Random sampling, belonging to non-real-time sampling, is an equivalent sampling, which uses the randomness of sampling signal relative to the signal under acquisition and triggering event to obtain high sampling rate through multiple acquisition and data merging. In practice, considering the randomness of the time interval between the trigger time and the first sampling time after the trigger, Random sampling uses high precise time interval measurement to obtain the time interval, and then reconstruct the original signal i.e. the signal under acquisition with higher sampling rate on basis of the time interval of each acquisition. The process of acquiring, storing and reconstructing of the signal under acquisition is shown in FIG. 1.
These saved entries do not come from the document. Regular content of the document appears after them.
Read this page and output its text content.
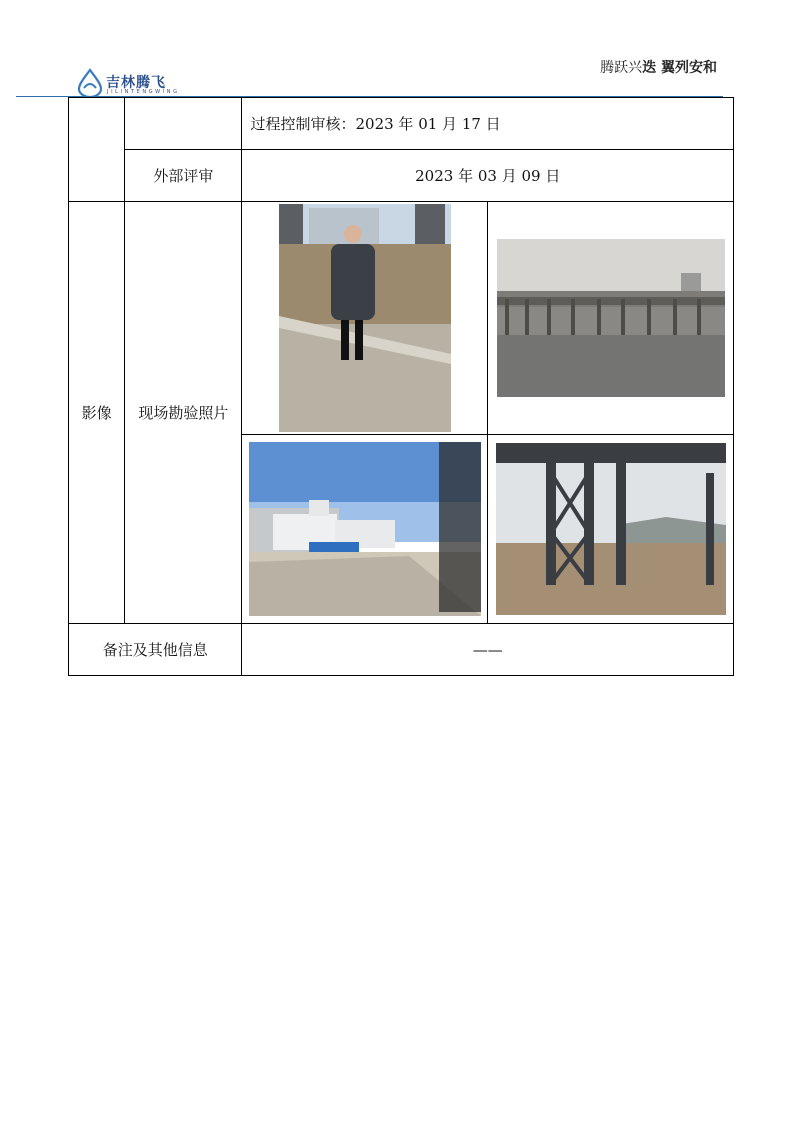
吉林腾飞
JILINTENGWING
腾跃兴迭 翼列安和
		过程控制审核：2023 年 01 月 17 日	
	外部评审	2023 年 03 月 09 日	
影像	现场勘验照片	

备注及其他信息		——	
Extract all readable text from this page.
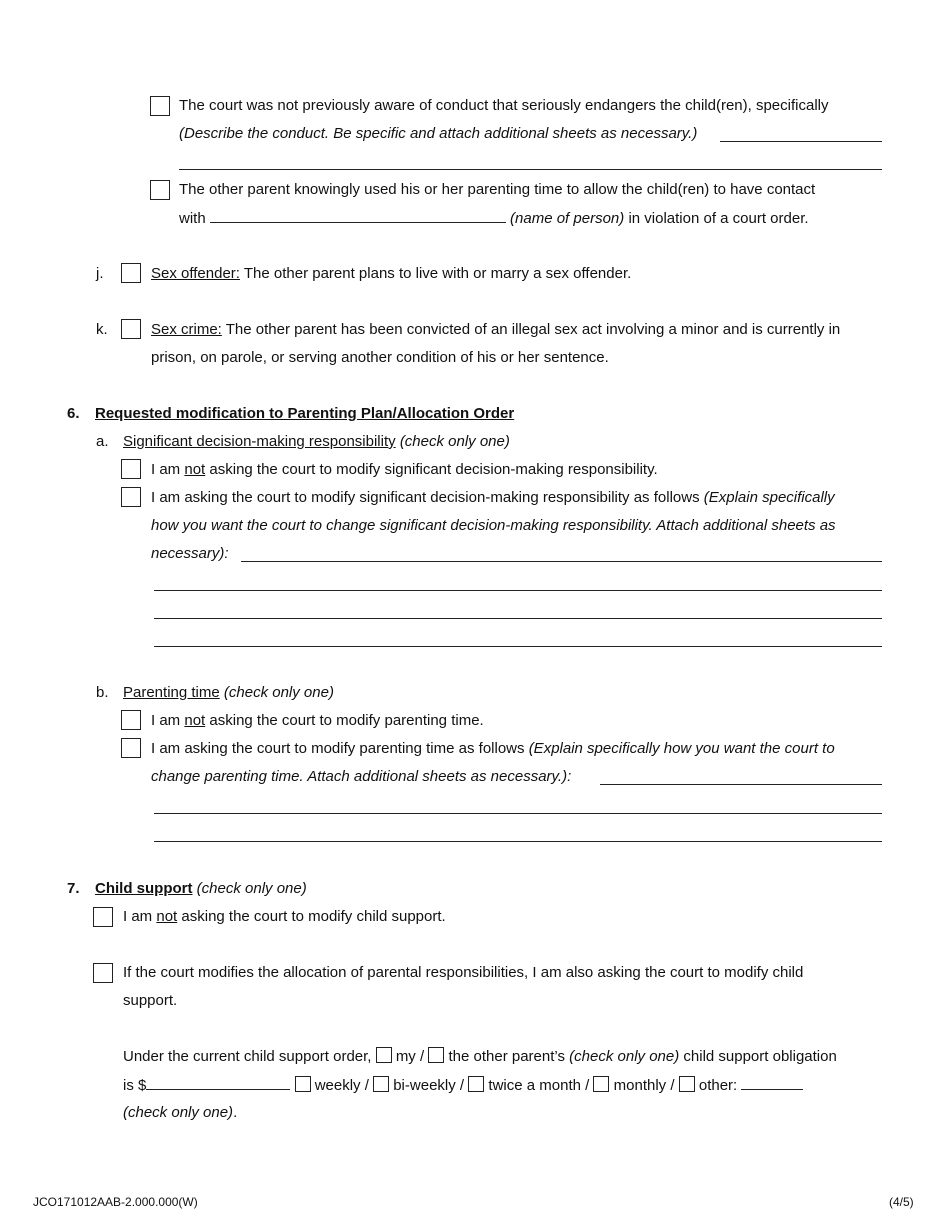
The court was not previously aware of conduct that seriously endangers the child(ren), specifically
(Describe the conduct. Be specific and attach additional sheets as necessary.)
The other parent knowingly used his or her parenting time to allow the child(ren) to have contact
with	(name of person) in violation of a court order.
j.	Sex offender: The other parent plans to live with or marry a sex offender.
k.	Sex crime: The other parent has been convicted of an illegal sex act involving a minor and is currently in
prison, on parole, or serving another condition of his or her sentence.
6. Requested modification to Parenting Plan/Allocation Order
a. Significant decision-making responsibility (check only one)
I am not asking the court to modify significant decision-making responsibility.
I am asking the court to modify significant decision-making responsibility as follows (Explain specifically
how you want the court to change significant decision-making responsibility. Attach additional sheets as
necessary):
b. Parenting time (check only one)
I am not asking the court to modify parenting time.
I am asking the court to modify parenting time as follows (Explain specifically how you want the court to
change parenting time. Attach additional sheets as necessary.):
7. Child support (check only one)
I am not asking the court to modify child support.
If the court modifies the allocation of parental responsibilities, I am also asking the court to modify child
support.
Under the current child support order, my / the other parent’s (check only one) child support obligation
is $	weekly / bi-weekly / twice a month / monthly / other:
(check only one).
JCO171012AAB-2.000.000(W)	(4/5)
As shown in FIG. 1, random sampling employs sampling clock of period Ts (sampling rate of ADC) to acquire the sampled data of the signal under acquisition multiple times (supposing the number of acquisition times is N), and multiple pluralities of sampled data dij do are obtained, then stored in acquisition normal sequence (acquisition storage). Wherein, i is acquisition serial number and j is the sampled data sequence number. After the acquisition storage, there is reconstruction storage, the ith storage of sampled data is based on the time interval ti between trigger time Tri of the ith acquisition and the first sampling time after the trigger of the ith acquisition. The waveform of the original signal, i.e. the signal under acquisition will be reconstructed with sampled data of the reconstruction storage (waveform reconstruction).
Given the measurement resolution is Ts/M, equivalent sampling rate of reconstructed waveform is M times original sample rate, i.e. M/Ts. That makes the data acquisition system having much higher equivalent sampling rate, and the equivalent sampling rate is irrelevant to the sampling rate of ADC, but concerned only to the measurement accuracy of time interval ti, the higher equivalent sampling rate depends on the higher measurement accuracy of time interval ti.
FIG. 2 is a functional block diagram of the random sampling system in prior art.
The conventional random sampling is realized on the basis of analog circuits and logic devices. As shown in FIG. 2, the conventional random sampling system comprises signal conditioning circuit, analog trigger channel, analog-to-digital converter (ADC), field programmable gate array (FPGA), digital signal processor (DSP), sampling clock generator, time interval measurement module, etc.
After conditioned by signal conditioning circuit, the signal under acquisition is sampled and quantized by ADC, and then the sampled data SDATA and synchronous clock DCLK is sent to FPGA. At the same time, the trigger is also sent from analog trigger channel to the FPGA. Every time when acquisition begins, the FPGA opens the writing enable wen to store a section (pre-triggering depth) of pre-triggering sampled data to the FIFO of FPGA, then opens reading enable ren to maintain the volume of pre-triggering sampled data with pre-triggering depth, waiting for triggering event. When the triggering event (e.g. rising or falling edge of the signal under acquisition) comes, the analog trigger channel sends a trigger signal to FPGA, and then FPGA closes reading enable ren, and generates a measurement pulse based on the time interval ti between trigger time Tri of the ith acquisition and the first sampling time after the trigger of the ith acquisition. The measurement pulse is sent to the time interval measurement module for measuring. When the FIFO of FPGA attains sampled data up to the volume required, an acquisition is accomplished. FPGA closes writing enable wen, and calculates the corresponding address of the plurality of sampled data for back-end waveform display according to the result of time interval of the acquisition. The process of acquisition and time interval measurement is repeated multiple times, and multiple pluralities of sampled data are obtained. Each plurality of sampled data is stored according to the calculated corresponding address. The waveform reconstruction of data acquisition is realized based on stored sampled data. Considering the frequency irrelevance of the sampling clock and the signal under acquisition, the sampled data in FIFO can cover all locations after some time. As shown in lower part of FIG. 1, the signal under acquisition is completely reconstructed when displayed. The processes mentioned above are regulated by digital signal processor (DSP).
The aforementioned random sampling can solve the problem of high-frequency signal acquisition that cannot meet the Nyquist sampling theorem, but its hardware circuit is rather complicated. With regard to the signal under acquisition, which frequency is relatively not much higher comparing to the sampling clock, but required more specific waveform details, the random sampling mentioned above is dispensable.